Это зависть не просто к кому-то (хотя часто и она может фокусироваться на конкретных людях и вызываться определенным набором наиболее престижных вещей, благ, привилегий, например, машинами каких-то марок, квартирами особого типа).
Такая зависть блокирует принятие любых форм социального неравенства, кроме тех, что распределены строго по уровням жесткой иерархии, привычной для общественного сознания. Так подавлялась проснувшаяся предприимчивость, достижительность, поскольку их результат априори ставился под сомнение. Зависть стала мошным механизмом регрессии. Завидующий, лишая легитимности достижения других, блокирует и собственные усилия.
Зависть – одно из самых сильных социальных чувств, и довольно слабо исследованное. Между тем, как мы полагаем, именно она в значительной степени определяет сегодняшнюю коллективную депрессию. Зависть может «работать» социальным регулятором, который ограничивает личные достижения, и одновременно сплачивать общество в едином отношении к растущему социальному неравенству, вызванному быстрым ростом благополучия и подъемом отдельных людей и целых групп.
И не стоит говорить о солидарности, порожденной коммунальным сообществом или вообще социалистическим бытом. Видели по телевизору наводнения в Ленске или в селах на Алтае, в Приморье? Одна и та же картина – вода по самую крышу, а люди сидят на ней, стерегут свое добро – от кого стерегут? Это же маленький город, все всех знают…
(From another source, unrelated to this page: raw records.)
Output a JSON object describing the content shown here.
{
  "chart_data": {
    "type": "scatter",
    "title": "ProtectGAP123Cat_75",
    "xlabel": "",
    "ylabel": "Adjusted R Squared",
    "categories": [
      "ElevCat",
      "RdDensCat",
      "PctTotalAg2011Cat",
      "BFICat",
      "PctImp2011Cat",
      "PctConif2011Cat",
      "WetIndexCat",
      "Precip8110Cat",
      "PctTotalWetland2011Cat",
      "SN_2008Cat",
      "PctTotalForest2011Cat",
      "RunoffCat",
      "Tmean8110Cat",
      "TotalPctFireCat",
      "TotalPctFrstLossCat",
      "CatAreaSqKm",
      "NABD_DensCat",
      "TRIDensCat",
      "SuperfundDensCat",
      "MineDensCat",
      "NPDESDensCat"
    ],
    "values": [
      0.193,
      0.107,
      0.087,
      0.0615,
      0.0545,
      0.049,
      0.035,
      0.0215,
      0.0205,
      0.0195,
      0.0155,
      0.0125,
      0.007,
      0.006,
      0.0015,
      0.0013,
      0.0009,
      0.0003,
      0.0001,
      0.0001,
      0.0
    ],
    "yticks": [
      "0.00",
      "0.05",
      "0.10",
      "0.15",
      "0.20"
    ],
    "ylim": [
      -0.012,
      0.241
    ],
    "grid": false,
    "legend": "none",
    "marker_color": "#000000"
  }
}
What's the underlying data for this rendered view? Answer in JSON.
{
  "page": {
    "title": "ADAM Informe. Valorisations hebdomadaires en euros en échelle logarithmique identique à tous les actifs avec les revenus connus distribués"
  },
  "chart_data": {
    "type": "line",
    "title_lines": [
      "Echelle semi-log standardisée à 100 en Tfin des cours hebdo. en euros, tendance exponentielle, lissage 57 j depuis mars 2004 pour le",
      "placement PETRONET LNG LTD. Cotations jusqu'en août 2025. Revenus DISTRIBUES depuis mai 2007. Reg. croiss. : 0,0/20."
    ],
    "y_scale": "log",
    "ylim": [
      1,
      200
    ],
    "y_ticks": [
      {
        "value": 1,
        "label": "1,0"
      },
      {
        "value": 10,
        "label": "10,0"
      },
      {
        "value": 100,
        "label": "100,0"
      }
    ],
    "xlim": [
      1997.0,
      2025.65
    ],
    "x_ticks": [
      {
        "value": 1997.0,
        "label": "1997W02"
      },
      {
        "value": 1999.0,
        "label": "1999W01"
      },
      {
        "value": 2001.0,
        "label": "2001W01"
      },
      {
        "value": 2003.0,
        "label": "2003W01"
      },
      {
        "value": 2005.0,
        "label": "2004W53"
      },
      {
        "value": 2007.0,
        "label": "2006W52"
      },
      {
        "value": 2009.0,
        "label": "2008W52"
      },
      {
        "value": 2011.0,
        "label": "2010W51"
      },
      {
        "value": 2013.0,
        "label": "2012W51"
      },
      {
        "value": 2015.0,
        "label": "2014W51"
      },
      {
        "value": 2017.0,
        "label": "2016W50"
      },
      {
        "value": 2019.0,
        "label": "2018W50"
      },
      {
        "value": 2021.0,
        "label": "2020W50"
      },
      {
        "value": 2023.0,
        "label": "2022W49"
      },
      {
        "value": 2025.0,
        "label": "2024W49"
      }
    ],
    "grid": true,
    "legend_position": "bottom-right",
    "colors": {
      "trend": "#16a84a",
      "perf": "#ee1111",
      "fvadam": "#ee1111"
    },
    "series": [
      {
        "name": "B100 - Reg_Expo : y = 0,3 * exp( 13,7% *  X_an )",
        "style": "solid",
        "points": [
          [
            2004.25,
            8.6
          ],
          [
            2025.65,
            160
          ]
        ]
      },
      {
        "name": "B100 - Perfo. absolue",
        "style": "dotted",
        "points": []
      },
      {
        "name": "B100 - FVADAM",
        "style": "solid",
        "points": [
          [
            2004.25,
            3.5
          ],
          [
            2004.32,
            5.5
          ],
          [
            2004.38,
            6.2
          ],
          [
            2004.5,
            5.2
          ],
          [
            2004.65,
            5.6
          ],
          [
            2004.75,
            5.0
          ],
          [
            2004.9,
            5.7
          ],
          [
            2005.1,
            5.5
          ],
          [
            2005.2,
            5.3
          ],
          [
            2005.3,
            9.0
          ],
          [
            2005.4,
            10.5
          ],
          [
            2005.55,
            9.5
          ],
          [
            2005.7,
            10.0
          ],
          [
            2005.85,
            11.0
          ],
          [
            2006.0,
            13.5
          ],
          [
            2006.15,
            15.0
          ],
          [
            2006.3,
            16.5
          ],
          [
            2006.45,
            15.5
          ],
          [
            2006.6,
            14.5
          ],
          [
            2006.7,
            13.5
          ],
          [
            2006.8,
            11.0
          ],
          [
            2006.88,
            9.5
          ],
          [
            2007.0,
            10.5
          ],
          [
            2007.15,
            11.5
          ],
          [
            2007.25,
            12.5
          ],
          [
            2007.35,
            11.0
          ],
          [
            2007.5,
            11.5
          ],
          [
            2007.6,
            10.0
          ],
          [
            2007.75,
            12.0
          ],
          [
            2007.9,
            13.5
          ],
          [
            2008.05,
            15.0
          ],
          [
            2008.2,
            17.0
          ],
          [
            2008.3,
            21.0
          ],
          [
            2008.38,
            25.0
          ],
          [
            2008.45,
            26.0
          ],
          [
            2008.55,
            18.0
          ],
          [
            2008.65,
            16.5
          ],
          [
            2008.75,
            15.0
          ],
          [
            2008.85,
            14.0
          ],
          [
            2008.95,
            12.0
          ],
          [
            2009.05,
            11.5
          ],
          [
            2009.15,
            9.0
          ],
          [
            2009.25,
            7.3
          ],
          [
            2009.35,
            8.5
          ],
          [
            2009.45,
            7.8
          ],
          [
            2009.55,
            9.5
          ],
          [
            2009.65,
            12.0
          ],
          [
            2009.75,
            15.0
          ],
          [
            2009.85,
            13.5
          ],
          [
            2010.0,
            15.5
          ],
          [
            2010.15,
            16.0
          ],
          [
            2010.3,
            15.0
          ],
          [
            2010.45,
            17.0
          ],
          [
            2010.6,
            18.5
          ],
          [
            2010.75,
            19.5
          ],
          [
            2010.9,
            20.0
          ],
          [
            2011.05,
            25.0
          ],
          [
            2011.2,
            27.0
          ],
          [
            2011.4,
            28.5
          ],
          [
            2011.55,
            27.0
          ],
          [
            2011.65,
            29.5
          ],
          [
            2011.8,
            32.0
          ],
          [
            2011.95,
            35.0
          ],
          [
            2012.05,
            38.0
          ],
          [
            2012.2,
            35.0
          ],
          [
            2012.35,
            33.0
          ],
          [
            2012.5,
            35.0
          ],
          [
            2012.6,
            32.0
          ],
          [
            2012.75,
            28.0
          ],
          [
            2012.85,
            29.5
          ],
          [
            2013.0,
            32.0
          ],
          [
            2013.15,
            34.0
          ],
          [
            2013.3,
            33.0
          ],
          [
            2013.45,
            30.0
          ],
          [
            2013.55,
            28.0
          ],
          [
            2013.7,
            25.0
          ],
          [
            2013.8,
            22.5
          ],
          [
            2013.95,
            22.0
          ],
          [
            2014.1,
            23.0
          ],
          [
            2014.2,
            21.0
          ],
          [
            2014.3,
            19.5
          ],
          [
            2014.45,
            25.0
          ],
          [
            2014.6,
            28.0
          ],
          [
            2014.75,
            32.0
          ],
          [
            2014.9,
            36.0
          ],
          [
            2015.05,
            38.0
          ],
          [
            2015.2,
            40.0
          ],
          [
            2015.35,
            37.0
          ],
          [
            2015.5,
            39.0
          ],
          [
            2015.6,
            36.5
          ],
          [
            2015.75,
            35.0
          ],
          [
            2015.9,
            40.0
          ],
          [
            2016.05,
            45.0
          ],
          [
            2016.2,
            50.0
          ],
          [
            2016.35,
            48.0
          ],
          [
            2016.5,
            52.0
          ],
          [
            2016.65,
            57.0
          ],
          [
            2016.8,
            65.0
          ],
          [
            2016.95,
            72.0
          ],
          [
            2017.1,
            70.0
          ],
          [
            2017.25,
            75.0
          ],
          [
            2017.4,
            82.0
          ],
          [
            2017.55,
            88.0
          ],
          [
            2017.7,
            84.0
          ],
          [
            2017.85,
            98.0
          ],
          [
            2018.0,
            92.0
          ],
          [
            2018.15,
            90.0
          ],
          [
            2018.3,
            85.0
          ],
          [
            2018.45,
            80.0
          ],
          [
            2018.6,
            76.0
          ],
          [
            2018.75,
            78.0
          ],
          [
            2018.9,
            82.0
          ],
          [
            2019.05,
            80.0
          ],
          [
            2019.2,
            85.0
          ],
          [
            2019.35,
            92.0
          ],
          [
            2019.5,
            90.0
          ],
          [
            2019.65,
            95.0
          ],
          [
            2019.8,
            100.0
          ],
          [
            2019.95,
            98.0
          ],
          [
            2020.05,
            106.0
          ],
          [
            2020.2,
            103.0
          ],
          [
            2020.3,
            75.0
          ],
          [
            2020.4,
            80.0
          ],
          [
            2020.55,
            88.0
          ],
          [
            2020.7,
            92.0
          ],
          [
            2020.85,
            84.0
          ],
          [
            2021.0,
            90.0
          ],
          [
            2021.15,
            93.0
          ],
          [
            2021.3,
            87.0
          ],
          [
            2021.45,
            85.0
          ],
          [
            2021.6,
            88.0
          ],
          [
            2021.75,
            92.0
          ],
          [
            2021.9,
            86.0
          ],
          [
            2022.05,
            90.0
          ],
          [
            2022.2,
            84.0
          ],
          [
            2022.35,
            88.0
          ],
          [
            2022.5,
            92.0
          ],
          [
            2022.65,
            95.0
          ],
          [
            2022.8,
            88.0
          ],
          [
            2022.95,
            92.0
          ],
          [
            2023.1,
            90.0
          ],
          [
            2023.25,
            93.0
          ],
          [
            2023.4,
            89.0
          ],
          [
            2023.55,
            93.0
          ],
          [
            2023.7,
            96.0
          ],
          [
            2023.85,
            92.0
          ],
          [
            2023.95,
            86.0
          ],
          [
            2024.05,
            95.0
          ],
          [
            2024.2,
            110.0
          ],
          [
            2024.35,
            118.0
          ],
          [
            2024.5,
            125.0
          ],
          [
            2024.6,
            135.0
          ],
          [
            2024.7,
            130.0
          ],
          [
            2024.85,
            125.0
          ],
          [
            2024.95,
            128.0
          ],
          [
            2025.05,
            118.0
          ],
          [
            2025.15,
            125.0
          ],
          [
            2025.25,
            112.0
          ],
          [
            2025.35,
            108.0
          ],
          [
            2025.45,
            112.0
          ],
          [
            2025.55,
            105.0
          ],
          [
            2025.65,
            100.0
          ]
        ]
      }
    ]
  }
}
Недавно знакомый иностранный коллега, часто бывающий здесь, заметил: в Москве появились зоны, где хорошо пахнет на улицах и в подъездах. Действительно, появляются островки новой жизни: дома с консьержками, хорошо оплачиваемая и вышколенная обслуга. Да, в основном это дома людей состоятельных, но я бы сказал, тут зависимость, обратная кажущейся: не потому они так живут, что богаты, а потому богаты, что так к себе относятся. Конечно, и прежде такие зоны были, зоны номенклатурного жилья, но они прятались за высокими заборами и всяческой охраной, а теперь все открыто. Хуже другое: жизнь на этих островках никак не пересекается с жизнью большинства и никак на нее не влияет, разве что вызывает зависть.